- AMTA urges the reform of the nation’s complicated web of planning rules.
- AMTA calls for access to a more low-band spectrum for telecommunications companies.
- AMTA believes that governments should not charge “uneconomic” land rentals for telcos seeking to deploy 5G infrastructure.
The Australian Mobile Telecommunications Association urges the reform of the nation’s complicated web of planning rules. In addition to this, AMTA also calls for access to a more low-band spectrum for telcos and changes to the powers and immunities framework. All these are in an attempt to ensure regional areas benefit from the full potential of 5G.

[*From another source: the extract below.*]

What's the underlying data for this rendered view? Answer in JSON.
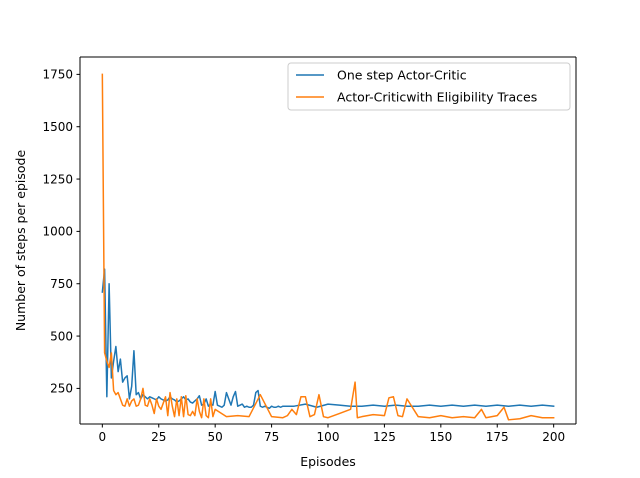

In its submission, AMTA told the panel review that: “Mobile network operators are sympathetic to the visual amenity requirements often associated with regional towns where there are heritage or other local planning considerations, and we do not seek to ignore these important community requirements.”
“At the same time, the turnaround time for acquisition, planning, and design of a tower facility can be up to two years, in some cases even more where a mobile operator identifies and invests time planning a prospective site, to then have it rejected in the public consultation phase.”

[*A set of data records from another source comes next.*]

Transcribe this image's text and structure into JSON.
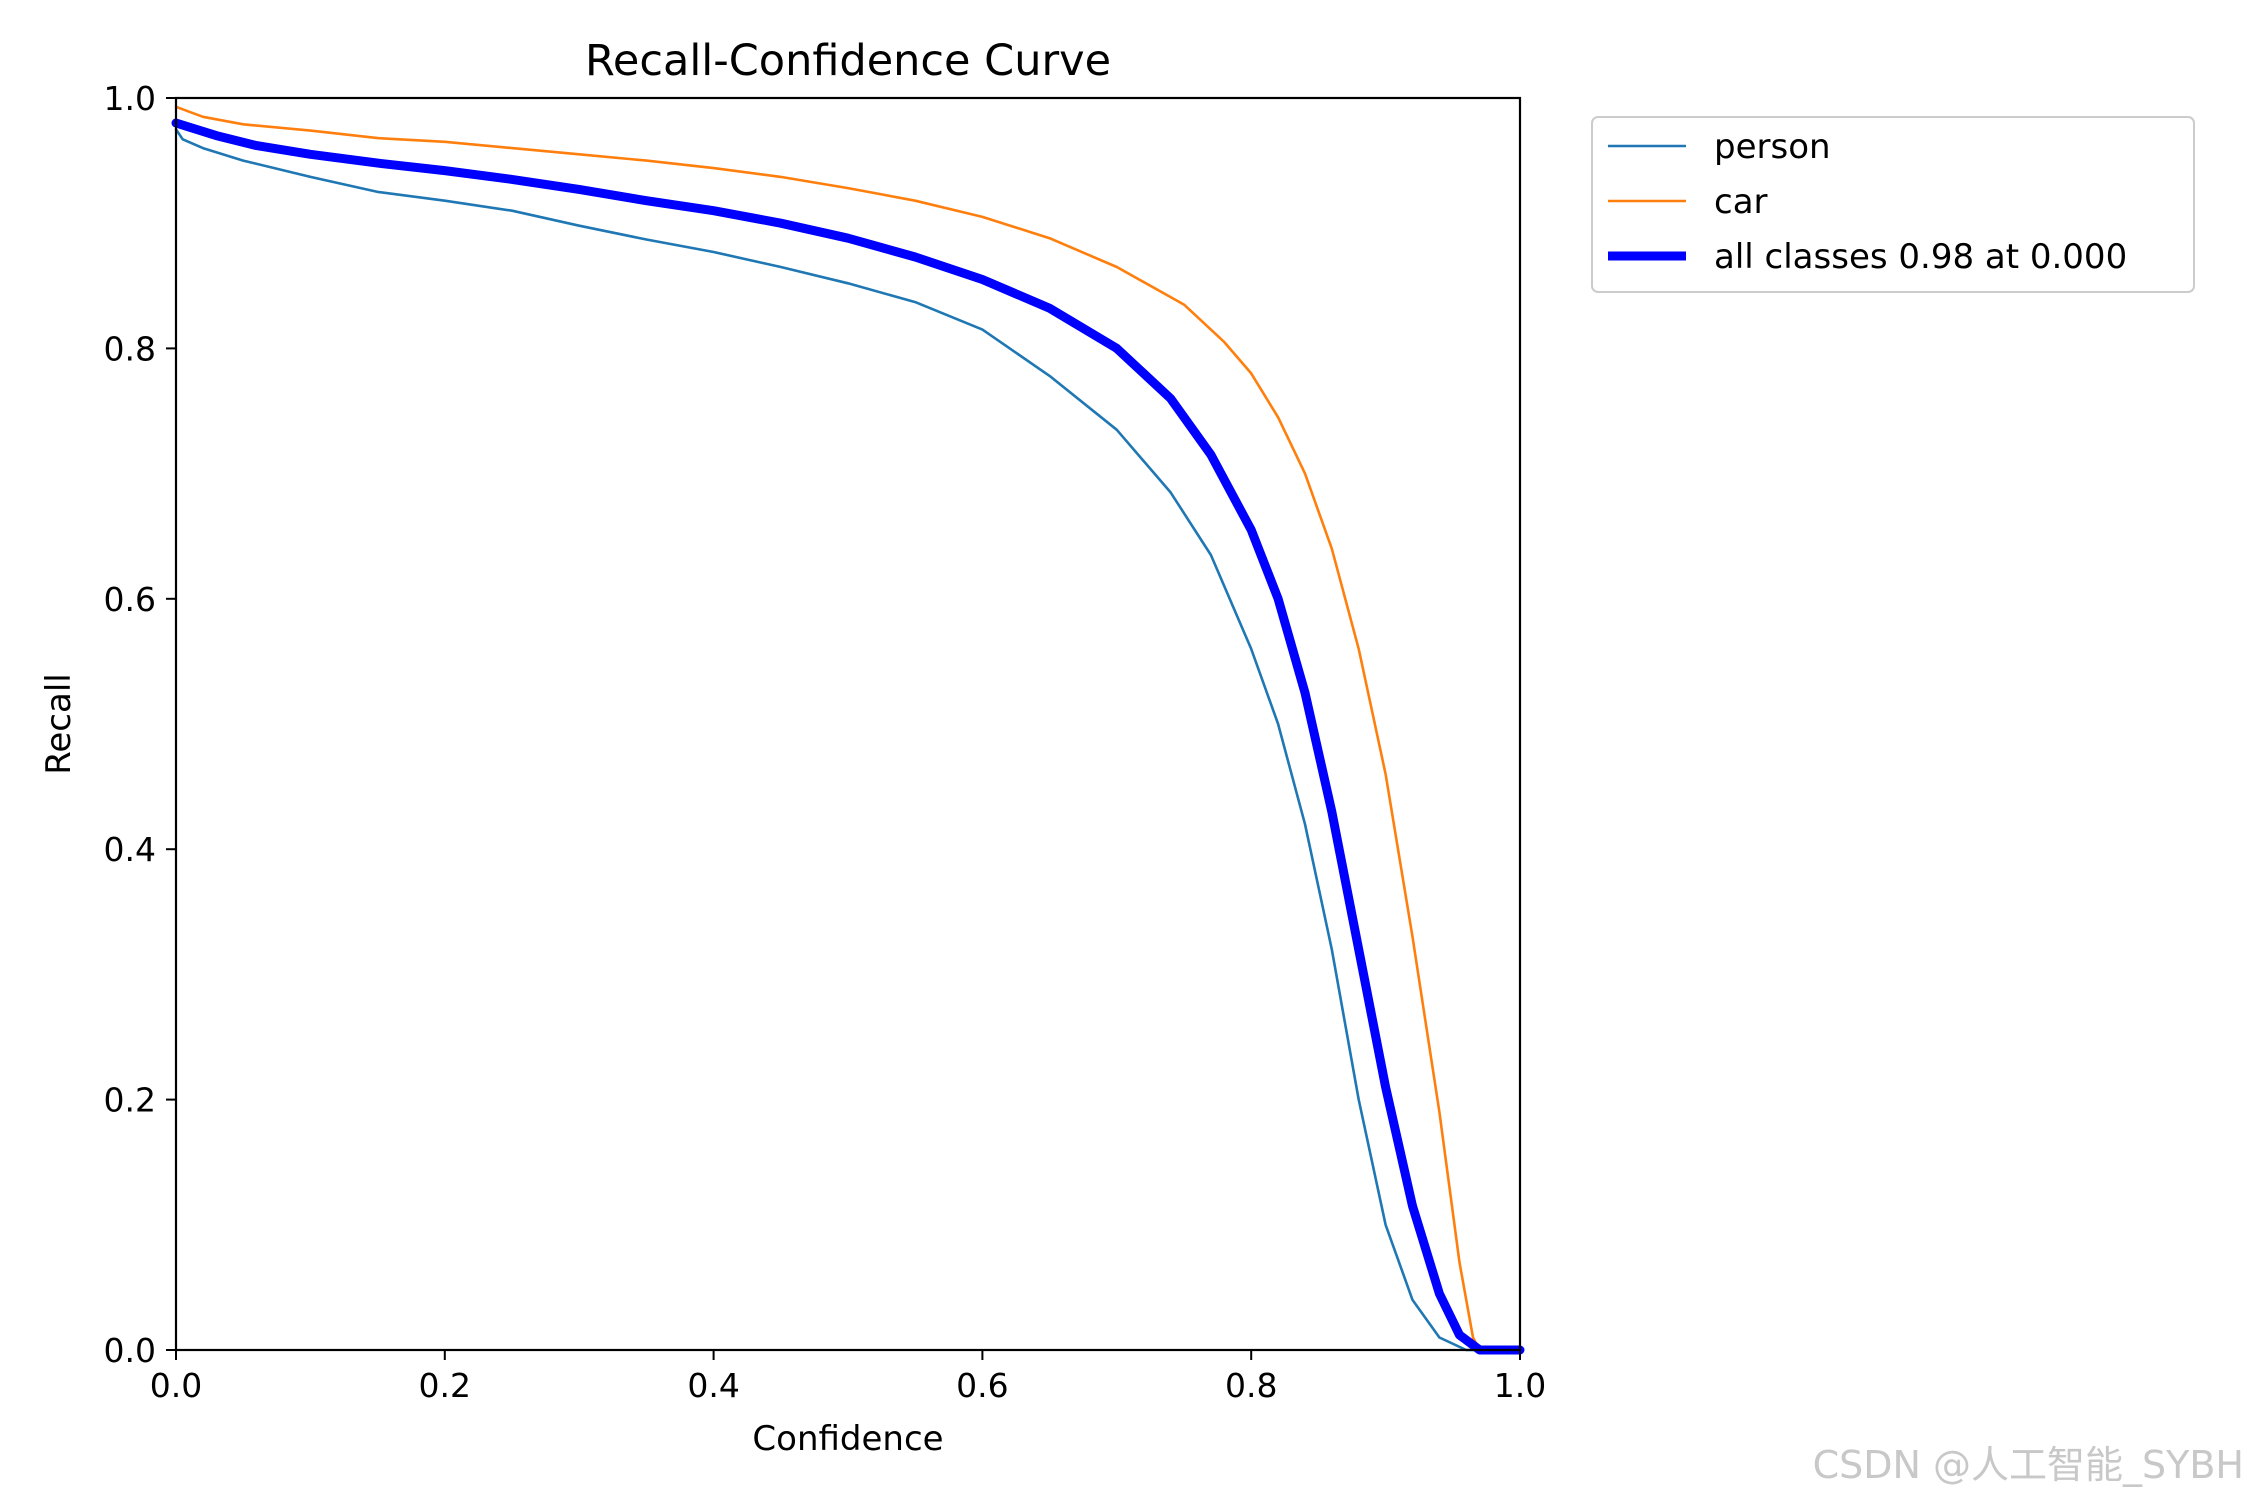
{
  "chart_data": {
    "type": "line",
    "title": "Recall-Confidence Curve",
    "xlabel": "Confidence",
    "ylabel": "Recall",
    "xlim": [
      0,
      1
    ],
    "ylim": [
      0,
      1
    ],
    "xticks": [
      "0.0",
      "0.2",
      "0.4",
      "0.6",
      "0.8",
      "1.0"
    ],
    "yticks": [
      "0.0",
      "0.2",
      "0.4",
      "0.6",
      "0.8",
      "1.0"
    ],
    "grid": false,
    "legend_position": "outside upper right",
    "series": [
      {
        "name": "person",
        "color": "#1f77b4",
        "points": [
          [
            0.0,
            0.975
          ],
          [
            0.005,
            0.967
          ],
          [
            0.02,
            0.96
          ],
          [
            0.05,
            0.95
          ],
          [
            0.1,
            0.937
          ],
          [
            0.15,
            0.925
          ],
          [
            0.2,
            0.918
          ],
          [
            0.25,
            0.91
          ],
          [
            0.3,
            0.898
          ],
          [
            0.35,
            0.887
          ],
          [
            0.4,
            0.877
          ],
          [
            0.45,
            0.865
          ],
          [
            0.5,
            0.852
          ],
          [
            0.55,
            0.837
          ],
          [
            0.6,
            0.815
          ],
          [
            0.65,
            0.778
          ],
          [
            0.7,
            0.735
          ],
          [
            0.74,
            0.685
          ],
          [
            0.77,
            0.635
          ],
          [
            0.8,
            0.56
          ],
          [
            0.82,
            0.5
          ],
          [
            0.84,
            0.42
          ],
          [
            0.86,
            0.32
          ],
          [
            0.88,
            0.2
          ],
          [
            0.9,
            0.1
          ],
          [
            0.92,
            0.04
          ],
          [
            0.94,
            0.01
          ],
          [
            0.96,
            0.0
          ],
          [
            1.0,
            0.0
          ]
        ]
      },
      {
        "name": "car",
        "color": "#ff7f0e",
        "points": [
          [
            0.0,
            0.993
          ],
          [
            0.02,
            0.985
          ],
          [
            0.05,
            0.979
          ],
          [
            0.1,
            0.974
          ],
          [
            0.15,
            0.968
          ],
          [
            0.2,
            0.965
          ],
          [
            0.25,
            0.96
          ],
          [
            0.3,
            0.955
          ],
          [
            0.35,
            0.95
          ],
          [
            0.4,
            0.944
          ],
          [
            0.45,
            0.937
          ],
          [
            0.5,
            0.928
          ],
          [
            0.55,
            0.918
          ],
          [
            0.6,
            0.905
          ],
          [
            0.65,
            0.888
          ],
          [
            0.7,
            0.865
          ],
          [
            0.75,
            0.835
          ],
          [
            0.78,
            0.805
          ],
          [
            0.8,
            0.78
          ],
          [
            0.82,
            0.745
          ],
          [
            0.84,
            0.7
          ],
          [
            0.86,
            0.64
          ],
          [
            0.88,
            0.56
          ],
          [
            0.9,
            0.46
          ],
          [
            0.92,
            0.33
          ],
          [
            0.94,
            0.19
          ],
          [
            0.955,
            0.07
          ],
          [
            0.965,
            0.01
          ],
          [
            0.97,
            0.0
          ],
          [
            1.0,
            0.0
          ]
        ]
      },
      {
        "name": "all classes 0.98 at 0.000",
        "color": "#0000ff",
        "thick": true,
        "points": [
          [
            0.0,
            0.98
          ],
          [
            0.03,
            0.97
          ],
          [
            0.06,
            0.962
          ],
          [
            0.1,
            0.955
          ],
          [
            0.15,
            0.948
          ],
          [
            0.2,
            0.942
          ],
          [
            0.25,
            0.935
          ],
          [
            0.3,
            0.927
          ],
          [
            0.35,
            0.918
          ],
          [
            0.4,
            0.91
          ],
          [
            0.45,
            0.9
          ],
          [
            0.5,
            0.888
          ],
          [
            0.55,
            0.873
          ],
          [
            0.6,
            0.855
          ],
          [
            0.65,
            0.832
          ],
          [
            0.7,
            0.8
          ],
          [
            0.74,
            0.76
          ],
          [
            0.77,
            0.715
          ],
          [
            0.8,
            0.655
          ],
          [
            0.82,
            0.6
          ],
          [
            0.84,
            0.525
          ],
          [
            0.86,
            0.43
          ],
          [
            0.88,
            0.32
          ],
          [
            0.9,
            0.21
          ],
          [
            0.92,
            0.115
          ],
          [
            0.94,
            0.045
          ],
          [
            0.955,
            0.012
          ],
          [
            0.97,
            0.0
          ],
          [
            1.0,
            0.0
          ]
        ]
      }
    ]
  },
  "watermark": "CSDN @人工智能_SYBH"
}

MNOs also have to deal with eight state and territory planning systems and more than 500 local government DA approval systems when rolling out infrastructure. All these are in addition to the federal powers and immunities framework.
Nevertheless, the federal government proposed some changes to these in March, with the intent of consulting on the second tranche of changes later this year. With this, AMTA told the review that it expects a decision on the current reform package to be made “in the near future”. But in addition to this, the association is also advocating for changes at the state level. Almost 21 recommendations were included in the 5G Readiness Report it released earlier this year.

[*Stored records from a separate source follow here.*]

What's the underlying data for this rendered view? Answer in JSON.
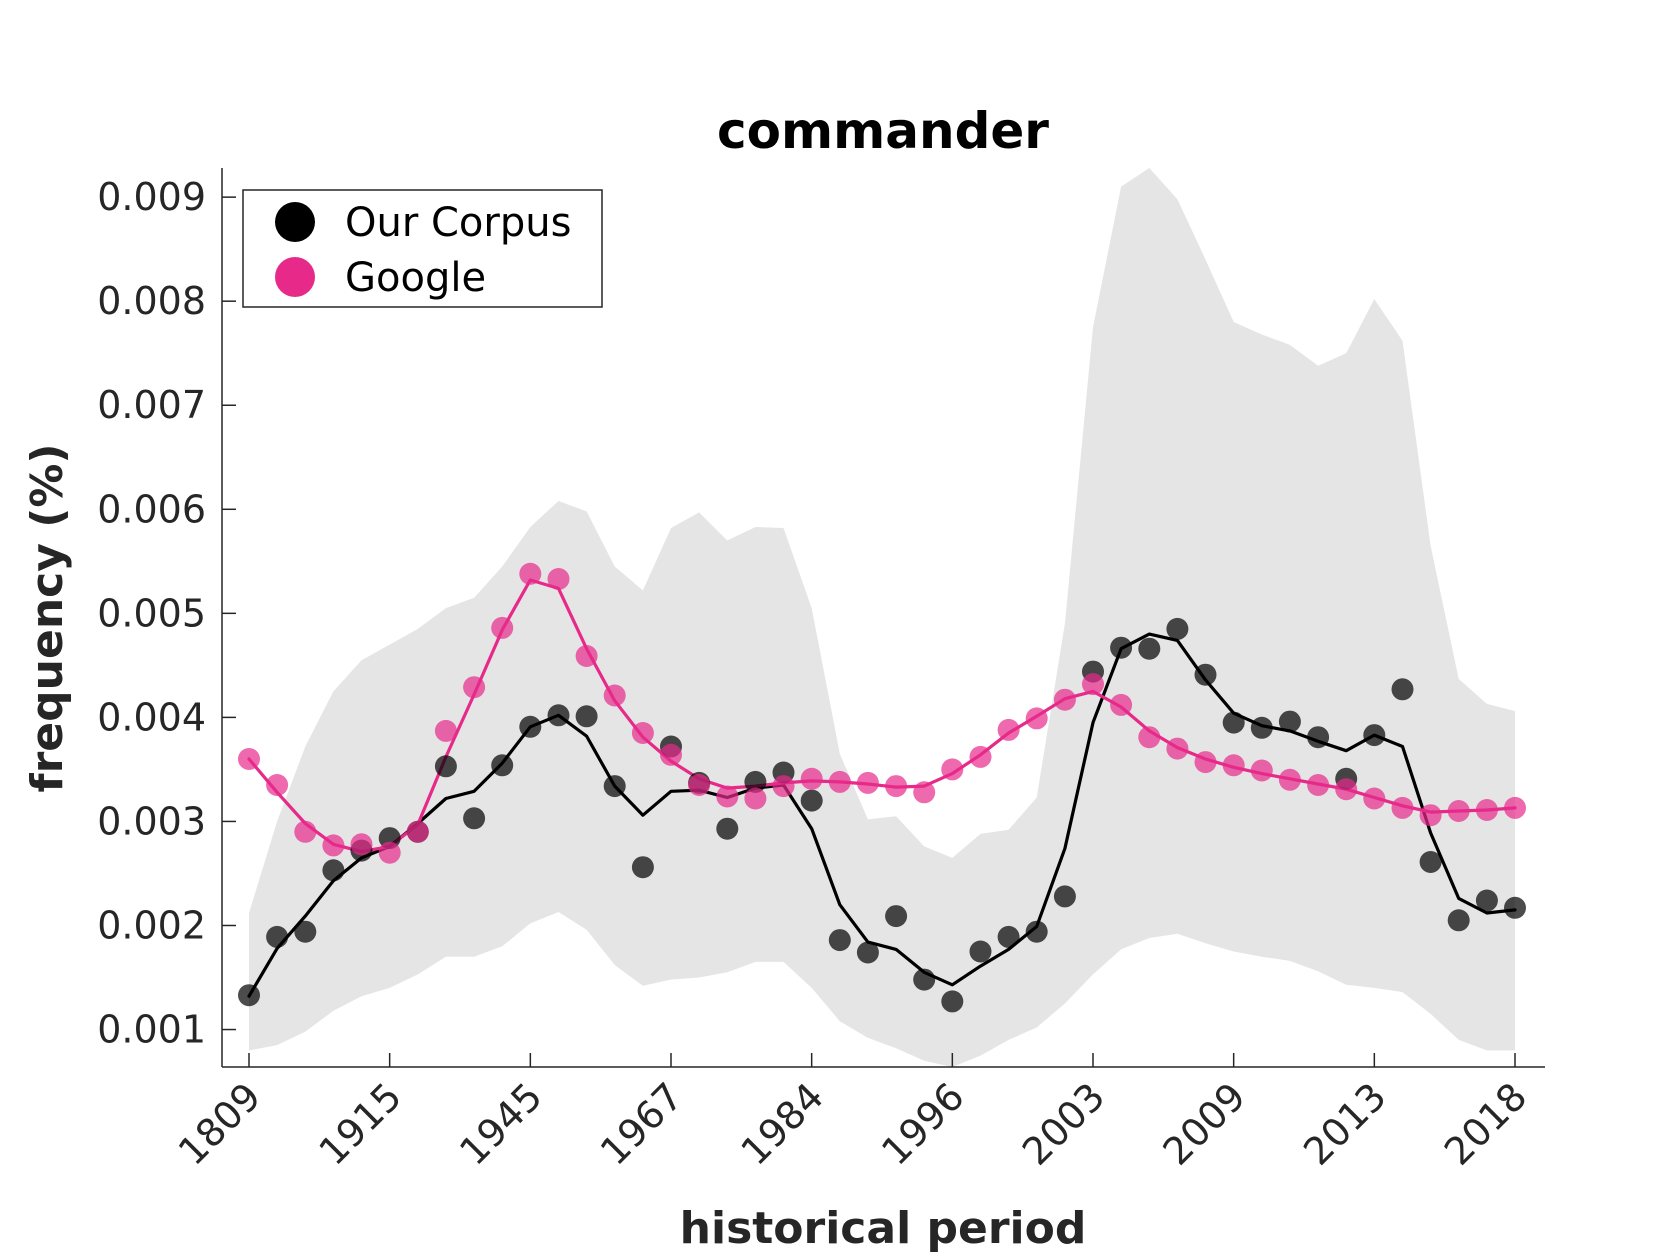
{
  "chart_data": {
    "type": "scatter",
    "title": "commander",
    "xlabel": "historical period",
    "ylabel": "frequency (%)",
    "ylim": [
      0.00064,
      0.00928
    ],
    "yticks": [
      0.001,
      0.002,
      0.003,
      0.004,
      0.005,
      0.006,
      0.007,
      0.008,
      0.009
    ],
    "ytick_labels": [
      "0.001",
      "0.002",
      "0.003",
      "0.004",
      "0.005",
      "0.006",
      "0.007",
      "0.008",
      "0.009"
    ],
    "xtick_labels": [
      "1809",
      "1915",
      "1945",
      "1967",
      "1984",
      "1996",
      "2003",
      "2009",
      "2013",
      "2018"
    ],
    "xtick_index": [
      0,
      5,
      10,
      15,
      20,
      25,
      30,
      35,
      40,
      45
    ],
    "n_periods": 46,
    "grid": false,
    "legend_position": "top-left",
    "series": [
      {
        "name": "Our Corpus",
        "color": "#000000",
        "points": [
          0.00133,
          0.00189,
          0.00194,
          0.00253,
          0.00272,
          0.00284,
          0.0029,
          0.00353,
          0.00303,
          0.00354,
          0.00391,
          0.00402,
          0.00401,
          0.00334,
          0.00256,
          0.00372,
          0.00337,
          0.00293,
          0.00338,
          0.00347,
          0.0032,
          0.00186,
          0.00174,
          0.00209,
          0.00148,
          0.00127,
          0.00175,
          0.00189,
          0.00194,
          0.00228,
          0.00444,
          0.00467,
          0.00466,
          0.00485,
          0.00441,
          0.00395,
          0.0039,
          0.00396,
          0.00381,
          0.00341,
          0.00383,
          0.00427,
          0.00261,
          0.00205,
          0.00224,
          0.00217
        ],
        "trend": [
          0.00132,
          0.00178,
          0.00209,
          0.00243,
          0.00265,
          0.00276,
          0.00298,
          0.00322,
          0.00329,
          0.00356,
          0.00391,
          0.00402,
          0.00382,
          0.00334,
          0.00306,
          0.00329,
          0.0033,
          0.00323,
          0.00332,
          0.00335,
          0.00293,
          0.0022,
          0.00184,
          0.00177,
          0.00155,
          0.00143,
          0.00161,
          0.00177,
          0.00199,
          0.00274,
          0.00395,
          0.00466,
          0.0048,
          0.00474,
          0.00436,
          0.00404,
          0.00392,
          0.00387,
          0.00377,
          0.00368,
          0.00383,
          0.00372,
          0.00289,
          0.00226,
          0.00212,
          0.00215
        ]
      },
      {
        "name": "Google",
        "color": "#e7298a",
        "points": [
          0.0036,
          0.00335,
          0.0029,
          0.00277,
          0.00278,
          0.0027,
          0.0029,
          0.00387,
          0.00429,
          0.00486,
          0.00538,
          0.00533,
          0.00459,
          0.00421,
          0.00385,
          0.00364,
          0.00335,
          0.00324,
          0.00322,
          0.00334,
          0.00341,
          0.00338,
          0.00337,
          0.00334,
          0.00328,
          0.0035,
          0.00362,
          0.00388,
          0.00399,
          0.00417,
          0.00432,
          0.00412,
          0.00381,
          0.0037,
          0.00357,
          0.00354,
          0.00349,
          0.0034,
          0.00335,
          0.00331,
          0.00322,
          0.00313,
          0.00306,
          0.0031,
          0.00311,
          0.00313
        ],
        "trend": [
          0.0036,
          0.00328,
          0.00298,
          0.00278,
          0.00271,
          0.00276,
          0.00297,
          0.00362,
          0.00422,
          0.00484,
          0.00532,
          0.00524,
          0.00466,
          0.00416,
          0.00381,
          0.00358,
          0.00341,
          0.00332,
          0.00334,
          0.00337,
          0.00339,
          0.00338,
          0.00336,
          0.00333,
          0.00334,
          0.00346,
          0.00364,
          0.00385,
          0.00401,
          0.00418,
          0.00425,
          0.0041,
          0.00387,
          0.00371,
          0.0036,
          0.00352,
          0.00346,
          0.00341,
          0.00336,
          0.00331,
          0.00323,
          0.00315,
          0.00309,
          0.0031,
          0.00311,
          0.00313
        ]
      }
    ],
    "band": {
      "color": "#e5e5e5",
      "upper": [
        0.00212,
        0.003,
        0.00372,
        0.00425,
        0.00455,
        0.0047,
        0.00485,
        0.00505,
        0.00515,
        0.00545,
        0.00583,
        0.00608,
        0.00598,
        0.00545,
        0.00522,
        0.00582,
        0.00597,
        0.0057,
        0.00583,
        0.00582,
        0.00505,
        0.00365,
        0.00302,
        0.00305,
        0.00276,
        0.00265,
        0.00288,
        0.00292,
        0.00323,
        0.0049,
        0.00775,
        0.0091,
        0.00928,
        0.00898,
        0.0084,
        0.0078,
        0.00768,
        0.00758,
        0.00738,
        0.0075,
        0.00802,
        0.00762,
        0.00565,
        0.00437,
        0.00413,
        0.00406
      ],
      "lower": [
        0.0008,
        0.00085,
        0.00098,
        0.00118,
        0.00132,
        0.0014,
        0.00153,
        0.0017,
        0.0017,
        0.0018,
        0.00202,
        0.00213,
        0.00196,
        0.00162,
        0.00142,
        0.00148,
        0.0015,
        0.00155,
        0.00165,
        0.00165,
        0.0014,
        0.00108,
        0.00092,
        0.00082,
        0.0007,
        0.00064,
        0.00075,
        0.0009,
        0.00102,
        0.00125,
        0.00153,
        0.00177,
        0.00188,
        0.00192,
        0.00183,
        0.00175,
        0.0017,
        0.00166,
        0.00156,
        0.00143,
        0.0014,
        0.00136,
        0.00115,
        0.0009,
        0.0008,
        0.0008
      ]
    }
  }
}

AMTA told the review panel that governments should make sure they are not charging “uneconomic” land rentals for telcos seeking to deploy 5G infrastructure. “Certainty in DA processes, timeframes, fees, and application of science-based safety policies are also all critical,” the association further added.
AMTA is also in agreement with a suggestion from the government that it could potentially free up 84MHz of spectrum in the 600MHz band. That spectrum “is suited to providing the coverage layer needed given Australia’s vast landmass and low population density, especially in regional/remote areas,” AMTA said.
The latter also said that telco infrastructure should be factored into and planned for as a part of all major infrastructure activity. In this case, the group suggested that a national digital twin can be created to support proactive planning and protection of telco facilities during emergencies.